ARMA Unplugged

This is the first entry in our series of “Unplugged” tutorials, in which we delve into the details of each of the time series models with which you are already familiar, highlighting the underlying assumptions and driving home the intuitions behind them.

In this issue, we tackle the ARMA model – a cornerstone in time series modeling. Unlike earlier analysis issues, we will start here with the ARMA process definition, state the inputs, outputs, parameters, stability constraints, assumptions, and finally draw a few guidelines for the modeling process.


By definition, the auto-regressive moving average (ARMA) is a stationary stochastic process made up of sums of autoregressive Excel and moving average components.

Alternatively, in a simple formulation:

$$y_t-\phi _1y_{t-1}-\phi _2y_{t-2}-...-\phi_py_{t-p}=\mu +a_t+\theta _1 a_{t-1}+\theta _2 a_{t-2}+...+\theta _q a_{t-q}$$ $$OR$$ $$y_t=\mu +(\phi _1y_{t-1}-\phi _2y_{t-2}-\phi_py_{t-p})+(\theta _1 a_{t-1}+\theta _2 a_{t-2}+\theta _q a_{t-q})+a_t$$


  1. $y_t$ is the observed output at time t.
  2. $a_t$ is the innovation, shock or error term at time t.
  3. $\left \{ a_t \right \}$ time series observations:
    • Are independent and identically distributed $(a_t\sim i.i.d)$
    • Follow a Gaussian distribution $(i.e. \Phi (0,\sigma ^2))$

Note: The variance of the shocks distribution (i.e. $\sigma^2$) is time invariant.

Using back-shift notations (i.e. $L$), we can express the ARMA process as follows:

$$(1-\phi _1L-\phi_2L^2-...-\phi_pL^p)(y_t-\mu )=(1-\theta_1L-\theta _2L^2-...-\theta_pL^p)a_t$$


Let’s look closer at the formulation.
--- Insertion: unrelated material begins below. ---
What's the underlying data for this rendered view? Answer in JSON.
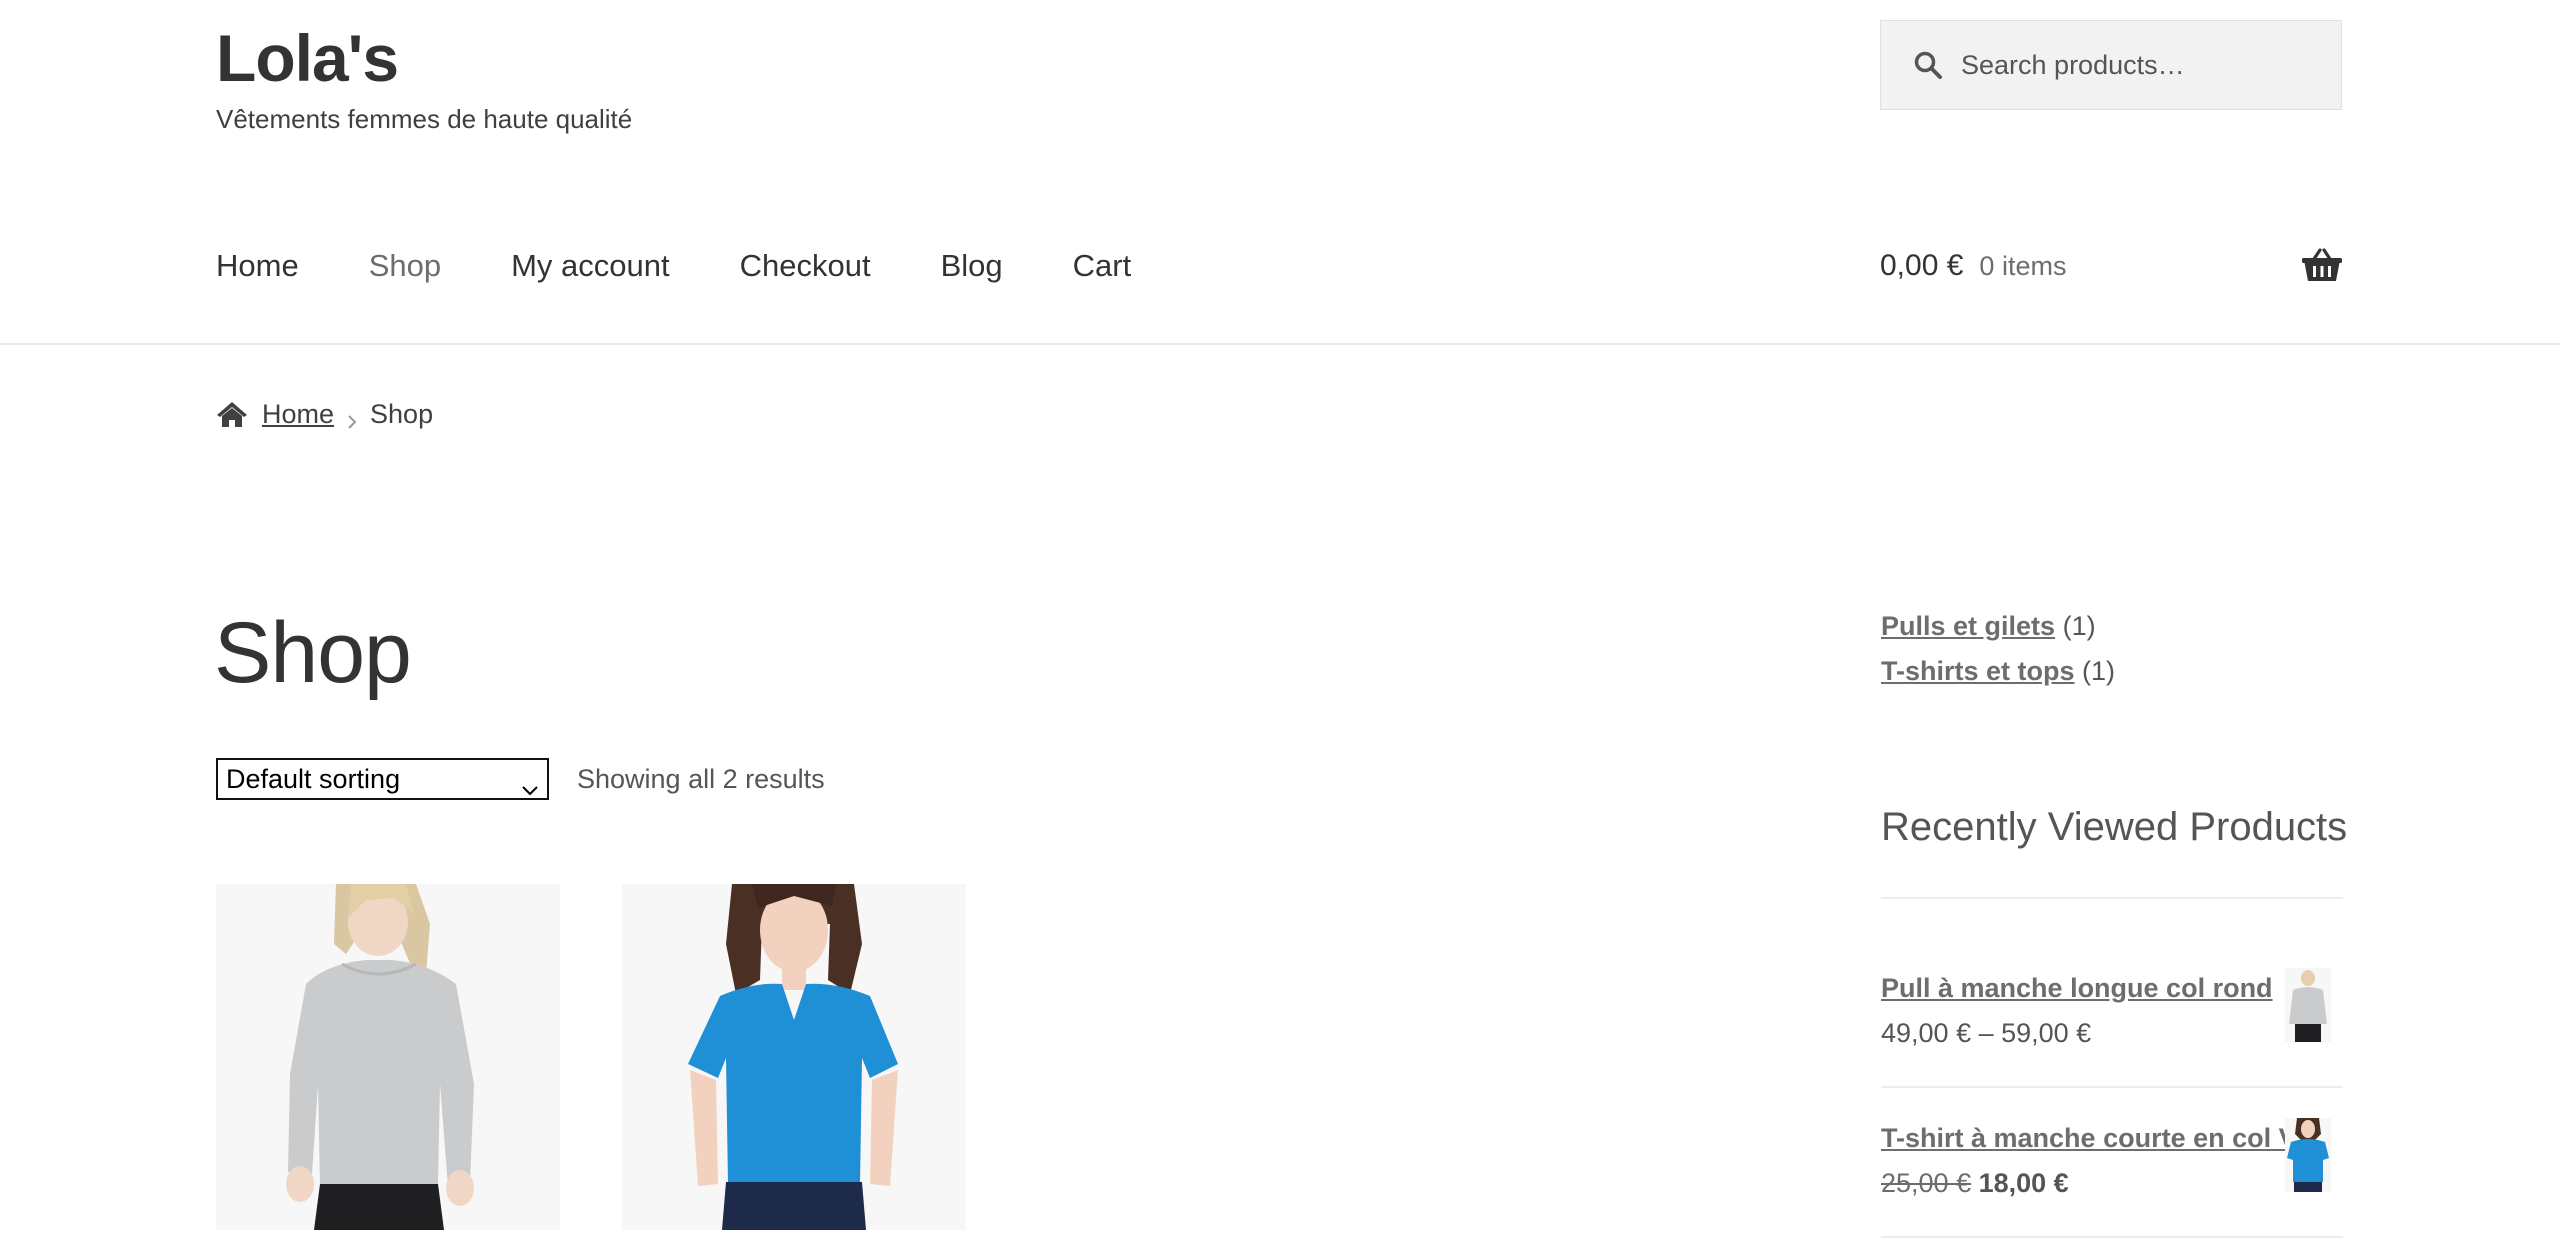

The ARMA process is simply a weighted sum of the past output observations and shocks, with few key assumptions:

  1. The ARMA process generates a stationary time series ($\left \{ y_t \right \}$).
  2. The residuals $\left \{ a_t \right \}$ follow a stable Gaussian distribution.
  3. The components’ parameter $\left \{ \phi _1,\phi_2,...,\phi_p,\theta _1,\theta_2,...,\theta_p \right \}$ values are constants.
  4. The parameter $\left \{ \phi _1,\phi_2,...,\phi_p,\theta _1,\theta_2,...,\theta_p \right \}$ values yield a stationary ARMA process.

What do these assumptions mean?

A stochastic process is a counterpart of a deterministic process; it describes the evolution of a random variable over time. In our case, the random variable is $y_t$

Next, are the $\left \{ y_t\right \}$ values independent? Are they identically distributed? If so, $y_t$ should not be described by a stochastic process, but instead by a probabilistic distribution model.

For cases where $\left \{ y_t\right \}$ values are not independent (e.g. $y_t$ value is path-dependent), a stochastic model similar to ARMA is in order to capture the evolution of $y_t$.

The ARMA process only captures the serial correlation (i.e. auto-correlation) between the observations. In plain words, the ARMA process sums up the values of past observations, not their squared values or their logarithms, etc. Higher order dependency mandates a different process (e.g. ARCH/GARCH, non-linear models, etc.).

There are numerous examples of a stochastic process where past values affect current ones. For instance, in a sales office that receives RFQs on an ongoing basis, some are realized as sales-won, some as sales-lost, and a few spilled over into the next month. As a result, in any given month, some of the sales-won cases originate as RFQs or are repeat sales from the prior months.

What are the shocks, innovations or error terms?

This is difficult question, and the answer is no less confusing. Still, let’s give it a try: In simple words, the error term in a given model is a catch-all bucket for all the variations that the model does not explain.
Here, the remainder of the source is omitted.